O Instituto Moreira Sales abrigou no recente 29/03 uma noite memorável, tanto para quem curte/estuda poesia, quanto para quem curte/estuda música e canção.
O evento Poemúsica reuniu Augusto de Campos, Cid Campos e Adriana Calcanhotto em uma celebração cerebral, corporal, visual e vocal da palavra feita canção.
Através de uma showversa, Augusto apresentou como as inovações da Poesia Concreta fizeram a cabeça sonora dos compositores contemporâneos brasileiros e vice-versa.
Augusto lembrou que a Poesia Concreta começou com música, pela ênfase no canto não "operístico" e pela substituição da declamação pelo que os concretistas chamaram de oralização.

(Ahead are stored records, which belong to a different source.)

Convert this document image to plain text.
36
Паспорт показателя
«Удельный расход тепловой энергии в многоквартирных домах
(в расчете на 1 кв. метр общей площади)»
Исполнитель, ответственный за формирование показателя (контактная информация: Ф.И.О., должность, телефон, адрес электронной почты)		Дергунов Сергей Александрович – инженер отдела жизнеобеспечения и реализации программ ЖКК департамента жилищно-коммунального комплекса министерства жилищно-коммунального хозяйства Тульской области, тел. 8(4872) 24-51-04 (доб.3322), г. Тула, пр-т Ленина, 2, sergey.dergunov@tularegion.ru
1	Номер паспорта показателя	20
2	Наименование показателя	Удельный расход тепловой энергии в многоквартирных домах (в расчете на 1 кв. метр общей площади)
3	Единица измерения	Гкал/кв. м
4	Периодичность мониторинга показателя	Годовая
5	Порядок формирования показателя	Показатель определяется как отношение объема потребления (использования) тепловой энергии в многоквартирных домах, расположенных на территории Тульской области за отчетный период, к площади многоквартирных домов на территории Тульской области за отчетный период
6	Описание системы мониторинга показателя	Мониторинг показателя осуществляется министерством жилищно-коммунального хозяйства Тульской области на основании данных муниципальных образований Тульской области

Não é segredo para nenhum interessado no assunto que Webern, Schönberg, Berg, Cage e Varèse por exemplo, fizeram parte do paideuma dos concretistas. Mas Augusto destacou ainda a dicção de Lupicínio Rodrigues e Noel Rosa como "autores" básicos para a construção da filiação musical do movimento. Além de Billie Holiday, Dizzy Gillespie e Miles Davis, que fizeram da chegada de João Gilberto à cena cancional um júbilo de certezas.
Ou seja, Poesia Concreta pode sim ser ouvida, falada ou cantada. Contrariando alguns detratores de primeira ordem, Caetano Veloso, que segundo Augusto de Campos (em referência a uma fotografia em que Caetano aparece sombreado na cabeça de Augusto) "radiogravou" a intenção do poeta concretista ao cantar o poema "Dias dias dias" (1973) com a ênfase no som (polivocal) e nas citações metalinguísticas de Webern e Lupicínio.
Mais tarde, em 1975, Caetano reafirmaria a mirada sonora da Poesia Concreta ao gravar "O pulsar". Poema que regravaria outras vezes, inclusive ao vivo.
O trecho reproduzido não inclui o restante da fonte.